The money in the general fund primarily comes from personal income taxes, sales taxes, and corporate taxes.
Gov. Brown’s increases to the budget signal that the nation’s most populous state is finally rebounding from years of economic struggles.
In the overall budget, the spending increase amounted to 6% in the general fund and almost 2% in the overall budget. But Gov. Brown cautioned against overspending and asked the state to stay focused on actual needs, writes Sharon Bernstein of Reuters.
Brown, who served as California’s governor from 1975 to 1983, has run a tight budget since he returned to office in 2011. He built a rainy day fund and held down expenses to come against a $27 billion deficit.
But the governor has angered advocates for the disabled and disadvantaged and has left some of his Democratic partners frustrated. However, the new proposal includes the Jan. 1 increase in minimum wage to $10 an hour and Brown continues to support a tax credit for poverty-level workers.
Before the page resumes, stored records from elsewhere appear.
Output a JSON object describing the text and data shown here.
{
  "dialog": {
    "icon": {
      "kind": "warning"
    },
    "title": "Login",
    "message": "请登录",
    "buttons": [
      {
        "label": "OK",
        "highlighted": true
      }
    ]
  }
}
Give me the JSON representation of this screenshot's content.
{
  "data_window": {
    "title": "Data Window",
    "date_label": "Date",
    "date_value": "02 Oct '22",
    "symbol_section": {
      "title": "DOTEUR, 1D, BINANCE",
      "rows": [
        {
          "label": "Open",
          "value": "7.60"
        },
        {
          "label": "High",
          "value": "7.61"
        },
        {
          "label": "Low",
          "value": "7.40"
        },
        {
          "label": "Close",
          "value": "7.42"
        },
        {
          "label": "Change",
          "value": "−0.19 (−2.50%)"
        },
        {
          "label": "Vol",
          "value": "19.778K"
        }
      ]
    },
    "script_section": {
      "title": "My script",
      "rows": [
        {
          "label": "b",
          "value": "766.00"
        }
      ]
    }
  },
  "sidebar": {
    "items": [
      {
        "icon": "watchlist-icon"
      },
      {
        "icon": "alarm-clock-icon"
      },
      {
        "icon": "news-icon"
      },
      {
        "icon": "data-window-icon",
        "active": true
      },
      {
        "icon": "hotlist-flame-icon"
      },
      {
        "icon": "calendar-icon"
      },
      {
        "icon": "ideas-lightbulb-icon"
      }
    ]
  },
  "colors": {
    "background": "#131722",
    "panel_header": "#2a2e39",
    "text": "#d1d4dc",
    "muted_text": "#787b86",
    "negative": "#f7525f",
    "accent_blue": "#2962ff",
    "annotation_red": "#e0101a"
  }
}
The LA School Report’s Craig Clough reports that the increase in the education budget is explained on Brown’s website in this way:

“The budget provides a fourth-year investment of more than $2.8 billion in the Local Control Funding Formula, which focuses on students with the greatest challenges to success, bringing the formula to 95 percent implementation. The budget also proposes a $1.6 billion early education block grant that combines three existing programs to promote local flexibility, focusing on disadvantaged students and improved accountability.”

There is a flip side to the jubilation that has spread across the education community because of the funding boost. Prop 30 is a tax increase that has been a well-spring of money for schools, but the tax is due to stop this year unless voters support an extension that could appear on the November ballot.
Now that the budget has been designed, there will be months of legislative negotiation before lawmakers come up with a final draft.